Culture

Opéra d’Alger : « Rihla », un voyage au cœur de l’âme algérienne

Le spectacle chorégraphique Rihla, « voyage » en arabe, a réuni jeudi soir à l’Opéra d’Alger Boualem-Bessaih, un public nombreux autour d’une œuvre rare, celle d’une jeunesse artistique qui ose plonger dans les profondeurs du patrimoine pour en ramener quelque chose de vivant, de contemporain, de singulier.

Produit par le Ballet national de l’Opéra d’Alger, mis en scène et écrit par Ayoub Nasserellah Belmehel, Rihla suit le parcours initiatique d’un jeune artiste prénommé Rahal, en quête de ses racines et de son identité. La trame est simple, presque celle d’un archétype, mais c’est précisément cette épure qui lui confère sa force. À travers une succession de tableaux mêlant danse contemporaine, théâtre et musique traditionnelle, le spectacle traverse les âges et les régions d’Algérie, convoquant costumes, gestes et mélodies comme autant de fragments d’une mémoire collective que l’on croyait peut-être endormie.

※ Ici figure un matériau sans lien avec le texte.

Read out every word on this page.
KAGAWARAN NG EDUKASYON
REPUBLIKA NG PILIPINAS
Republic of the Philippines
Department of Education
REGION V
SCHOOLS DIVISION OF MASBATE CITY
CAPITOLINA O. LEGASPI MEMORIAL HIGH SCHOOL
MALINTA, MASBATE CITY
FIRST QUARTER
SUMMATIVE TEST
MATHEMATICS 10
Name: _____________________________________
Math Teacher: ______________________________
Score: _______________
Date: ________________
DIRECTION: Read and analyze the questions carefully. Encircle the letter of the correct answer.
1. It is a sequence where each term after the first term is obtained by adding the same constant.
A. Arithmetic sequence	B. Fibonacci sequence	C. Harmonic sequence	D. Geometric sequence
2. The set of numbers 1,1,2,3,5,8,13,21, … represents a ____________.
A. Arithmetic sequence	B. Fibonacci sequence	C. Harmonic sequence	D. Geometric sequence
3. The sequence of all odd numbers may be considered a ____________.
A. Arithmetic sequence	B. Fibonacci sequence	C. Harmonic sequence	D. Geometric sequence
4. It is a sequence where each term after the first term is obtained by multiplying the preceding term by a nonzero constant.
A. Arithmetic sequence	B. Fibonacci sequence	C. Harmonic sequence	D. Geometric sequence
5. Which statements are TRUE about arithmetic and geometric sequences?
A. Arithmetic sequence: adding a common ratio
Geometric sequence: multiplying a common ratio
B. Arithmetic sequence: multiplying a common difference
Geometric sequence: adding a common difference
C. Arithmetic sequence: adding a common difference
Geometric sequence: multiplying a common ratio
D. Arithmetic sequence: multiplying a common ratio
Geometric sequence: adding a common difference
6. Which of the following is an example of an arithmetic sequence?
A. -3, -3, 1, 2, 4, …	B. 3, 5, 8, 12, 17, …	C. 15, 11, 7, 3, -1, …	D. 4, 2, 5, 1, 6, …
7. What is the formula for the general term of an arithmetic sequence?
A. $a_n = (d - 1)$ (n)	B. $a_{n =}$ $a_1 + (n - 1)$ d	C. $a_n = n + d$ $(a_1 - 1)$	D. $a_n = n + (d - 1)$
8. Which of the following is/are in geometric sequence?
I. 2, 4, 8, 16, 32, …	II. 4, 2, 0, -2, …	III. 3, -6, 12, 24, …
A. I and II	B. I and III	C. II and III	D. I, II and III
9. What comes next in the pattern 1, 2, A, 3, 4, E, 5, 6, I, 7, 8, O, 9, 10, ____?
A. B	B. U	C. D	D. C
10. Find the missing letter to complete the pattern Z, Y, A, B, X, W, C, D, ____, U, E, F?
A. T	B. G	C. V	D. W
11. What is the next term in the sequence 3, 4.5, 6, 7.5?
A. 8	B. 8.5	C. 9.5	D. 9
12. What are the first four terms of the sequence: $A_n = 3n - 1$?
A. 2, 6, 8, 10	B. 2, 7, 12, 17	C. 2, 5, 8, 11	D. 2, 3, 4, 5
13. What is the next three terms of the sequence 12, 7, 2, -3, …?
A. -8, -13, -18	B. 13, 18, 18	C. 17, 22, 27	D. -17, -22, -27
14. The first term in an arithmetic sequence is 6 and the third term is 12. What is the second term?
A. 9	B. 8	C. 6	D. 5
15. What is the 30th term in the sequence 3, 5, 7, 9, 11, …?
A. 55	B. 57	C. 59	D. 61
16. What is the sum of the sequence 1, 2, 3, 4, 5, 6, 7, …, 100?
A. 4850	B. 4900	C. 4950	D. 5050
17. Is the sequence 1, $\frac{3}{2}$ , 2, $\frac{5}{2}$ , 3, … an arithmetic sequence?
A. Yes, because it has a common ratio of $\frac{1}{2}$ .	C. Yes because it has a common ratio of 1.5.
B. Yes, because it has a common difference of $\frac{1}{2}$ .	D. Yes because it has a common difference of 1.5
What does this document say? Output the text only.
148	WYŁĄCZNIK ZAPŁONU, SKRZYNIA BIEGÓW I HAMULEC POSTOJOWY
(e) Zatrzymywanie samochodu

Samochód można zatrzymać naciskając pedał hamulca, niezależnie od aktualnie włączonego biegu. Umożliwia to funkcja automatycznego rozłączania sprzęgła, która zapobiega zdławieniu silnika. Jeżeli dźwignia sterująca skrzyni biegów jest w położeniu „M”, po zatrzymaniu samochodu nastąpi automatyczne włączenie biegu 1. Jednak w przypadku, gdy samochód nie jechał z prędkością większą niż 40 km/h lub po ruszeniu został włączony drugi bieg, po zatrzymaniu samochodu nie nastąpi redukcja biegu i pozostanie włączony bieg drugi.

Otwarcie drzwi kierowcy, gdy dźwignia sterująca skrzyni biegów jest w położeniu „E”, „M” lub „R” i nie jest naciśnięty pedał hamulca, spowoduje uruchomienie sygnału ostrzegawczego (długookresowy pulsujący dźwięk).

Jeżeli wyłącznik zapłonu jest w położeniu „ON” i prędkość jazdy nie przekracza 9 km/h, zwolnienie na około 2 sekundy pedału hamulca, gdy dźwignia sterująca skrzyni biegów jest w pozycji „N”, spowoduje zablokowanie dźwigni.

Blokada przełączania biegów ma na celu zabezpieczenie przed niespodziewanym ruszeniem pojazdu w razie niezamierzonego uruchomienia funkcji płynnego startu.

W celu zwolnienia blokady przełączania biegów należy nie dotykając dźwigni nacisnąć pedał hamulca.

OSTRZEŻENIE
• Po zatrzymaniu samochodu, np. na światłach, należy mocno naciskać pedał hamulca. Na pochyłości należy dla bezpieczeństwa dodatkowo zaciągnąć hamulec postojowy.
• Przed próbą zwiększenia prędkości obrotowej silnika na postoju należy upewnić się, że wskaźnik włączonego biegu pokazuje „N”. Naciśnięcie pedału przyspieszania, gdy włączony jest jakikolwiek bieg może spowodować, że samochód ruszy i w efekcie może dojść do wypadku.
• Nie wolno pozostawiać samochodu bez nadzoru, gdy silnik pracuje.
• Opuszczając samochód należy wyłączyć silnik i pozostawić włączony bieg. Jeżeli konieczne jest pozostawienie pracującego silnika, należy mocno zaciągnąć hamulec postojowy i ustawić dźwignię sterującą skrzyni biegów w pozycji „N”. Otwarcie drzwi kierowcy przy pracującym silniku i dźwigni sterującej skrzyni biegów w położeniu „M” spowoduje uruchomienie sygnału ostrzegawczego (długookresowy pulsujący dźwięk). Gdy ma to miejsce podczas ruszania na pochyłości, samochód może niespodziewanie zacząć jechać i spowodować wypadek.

Sur scène, la scénographie joue la sobriété avec un éclairage feutré, des symboles discrets mais chargés de sens, une économie de moyens qui oblige le corps à parler. Et les corps parlent, en effet. Les danseurs et ballerines du Ballet national investissent l’espace avec une précision qui n’exclut pas l’émotion, alternant les codes de la danse contemporaine et les gestes hérités du folklore algérien dans ses multiples expressions, kabyle, andalouse, saharienne, chaouie. La musique, exécutée en off, enveloppe l’ensemble sans jamais l’écraser.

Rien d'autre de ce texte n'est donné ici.